Namun mantan Wakil Ketua Tim Kampanye Nasional (TKN) Jokowi-Amin itu tidak menapik, partai tidak bisa membiayai pemenang Pilkada secara keseluruhan. Sehingga para calon harus berembuk terkait dana kemenangan dalam Pilkada.

Disampaikannya, Dewan Pimpinan Pusat (DPP) menyerahkan sepenuhnya kepada Dewan Pimpinan Wilayah (DPW) dan Dewan Pimpinan Cabang (DPC) terkait pasang kepala daerah yang akan diusung maupun didukung. Termasuk soal koalisi di daerah dan pembukaan pendaftaran untuk bursa calon kepala daerah.

"Jutlak dan juknis dari DPP sudah ada, DPW dan DPC boleh saja buka pendaftaran boleh juga tidak. Kalau tidak tentu ada yang akan diusung, nanti saat diusulkan ke pusat kami akan evaluasi, apa pertimbangan dan alasan tidak membuka pendaftaran. Apakah calon yang diusung berpotensi menang atau tidak," bebernya.
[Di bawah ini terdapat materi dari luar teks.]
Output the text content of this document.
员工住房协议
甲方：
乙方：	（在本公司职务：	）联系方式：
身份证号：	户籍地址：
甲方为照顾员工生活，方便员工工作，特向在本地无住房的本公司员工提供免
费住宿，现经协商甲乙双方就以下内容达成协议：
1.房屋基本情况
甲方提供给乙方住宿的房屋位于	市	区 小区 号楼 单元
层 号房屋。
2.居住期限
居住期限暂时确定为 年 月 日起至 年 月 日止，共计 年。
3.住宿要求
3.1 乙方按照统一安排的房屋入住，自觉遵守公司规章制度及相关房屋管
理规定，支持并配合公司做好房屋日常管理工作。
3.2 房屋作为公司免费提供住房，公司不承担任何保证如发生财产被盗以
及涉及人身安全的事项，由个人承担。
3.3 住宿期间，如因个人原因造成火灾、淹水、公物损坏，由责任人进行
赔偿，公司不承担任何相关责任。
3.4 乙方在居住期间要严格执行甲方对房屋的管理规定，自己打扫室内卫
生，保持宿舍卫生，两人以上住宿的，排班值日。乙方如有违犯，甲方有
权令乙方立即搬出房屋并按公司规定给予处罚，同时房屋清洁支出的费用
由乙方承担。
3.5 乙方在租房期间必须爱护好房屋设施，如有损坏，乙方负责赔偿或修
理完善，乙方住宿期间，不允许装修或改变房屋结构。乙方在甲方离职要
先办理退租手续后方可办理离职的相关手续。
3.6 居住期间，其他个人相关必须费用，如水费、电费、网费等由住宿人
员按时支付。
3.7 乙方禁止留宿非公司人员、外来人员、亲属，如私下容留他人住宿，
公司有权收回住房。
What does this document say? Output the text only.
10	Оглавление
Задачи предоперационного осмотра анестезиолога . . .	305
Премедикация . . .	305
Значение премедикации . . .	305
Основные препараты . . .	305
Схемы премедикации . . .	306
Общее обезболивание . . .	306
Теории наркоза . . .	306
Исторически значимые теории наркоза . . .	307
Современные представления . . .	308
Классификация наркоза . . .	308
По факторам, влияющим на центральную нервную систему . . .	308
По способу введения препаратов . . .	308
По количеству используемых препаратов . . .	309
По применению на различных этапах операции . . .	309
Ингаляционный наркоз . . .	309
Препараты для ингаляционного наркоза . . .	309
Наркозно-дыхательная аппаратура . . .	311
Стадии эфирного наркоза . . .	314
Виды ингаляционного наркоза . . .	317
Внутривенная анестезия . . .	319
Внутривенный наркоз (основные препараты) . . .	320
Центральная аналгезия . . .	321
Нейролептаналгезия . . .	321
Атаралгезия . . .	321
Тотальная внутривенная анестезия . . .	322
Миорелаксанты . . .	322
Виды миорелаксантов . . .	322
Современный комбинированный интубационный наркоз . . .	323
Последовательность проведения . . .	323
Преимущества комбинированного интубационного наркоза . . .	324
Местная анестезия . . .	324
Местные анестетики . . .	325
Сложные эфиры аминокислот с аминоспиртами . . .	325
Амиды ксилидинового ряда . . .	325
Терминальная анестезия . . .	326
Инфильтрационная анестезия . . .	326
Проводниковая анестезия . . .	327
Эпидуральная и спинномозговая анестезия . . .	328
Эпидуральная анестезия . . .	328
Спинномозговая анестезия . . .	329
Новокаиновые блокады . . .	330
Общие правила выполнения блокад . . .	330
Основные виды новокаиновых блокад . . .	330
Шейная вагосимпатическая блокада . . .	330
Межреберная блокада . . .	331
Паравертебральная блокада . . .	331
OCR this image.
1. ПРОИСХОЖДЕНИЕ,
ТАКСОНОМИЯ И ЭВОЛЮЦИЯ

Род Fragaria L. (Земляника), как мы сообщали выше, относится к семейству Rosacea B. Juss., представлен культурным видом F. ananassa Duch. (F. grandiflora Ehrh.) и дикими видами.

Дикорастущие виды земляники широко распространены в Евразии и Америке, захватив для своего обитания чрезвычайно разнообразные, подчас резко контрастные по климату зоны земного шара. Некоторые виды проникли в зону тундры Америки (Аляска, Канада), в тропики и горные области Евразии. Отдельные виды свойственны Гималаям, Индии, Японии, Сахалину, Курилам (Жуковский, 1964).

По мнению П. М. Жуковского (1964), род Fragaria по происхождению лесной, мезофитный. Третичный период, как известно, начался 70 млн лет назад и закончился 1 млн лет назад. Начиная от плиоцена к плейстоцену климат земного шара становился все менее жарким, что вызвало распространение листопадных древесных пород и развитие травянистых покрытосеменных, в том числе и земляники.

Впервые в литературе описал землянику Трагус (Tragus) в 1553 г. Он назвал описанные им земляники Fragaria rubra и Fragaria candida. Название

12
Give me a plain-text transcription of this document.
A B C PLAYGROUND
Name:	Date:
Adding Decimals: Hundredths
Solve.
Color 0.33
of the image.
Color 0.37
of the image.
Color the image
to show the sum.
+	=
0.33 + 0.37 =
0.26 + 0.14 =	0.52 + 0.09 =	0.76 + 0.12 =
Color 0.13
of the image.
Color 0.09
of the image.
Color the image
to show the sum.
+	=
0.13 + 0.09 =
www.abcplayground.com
Sementara itu, Ketua DPW PPP Sumbar Hariadi menjelaskan, pihaknya telah membuka pendaftaran dan sudah ada dua tokoh yang mendaftar yakni Bupati Agam Indra Catri dan Anggota DPR RI Mulyadi.

"DPC juga sudah membuka pendaftaran hingga 31 Desember 2019," ujarnya didampingi Sekretaris DPW PPP Sumbar Amora Lubis.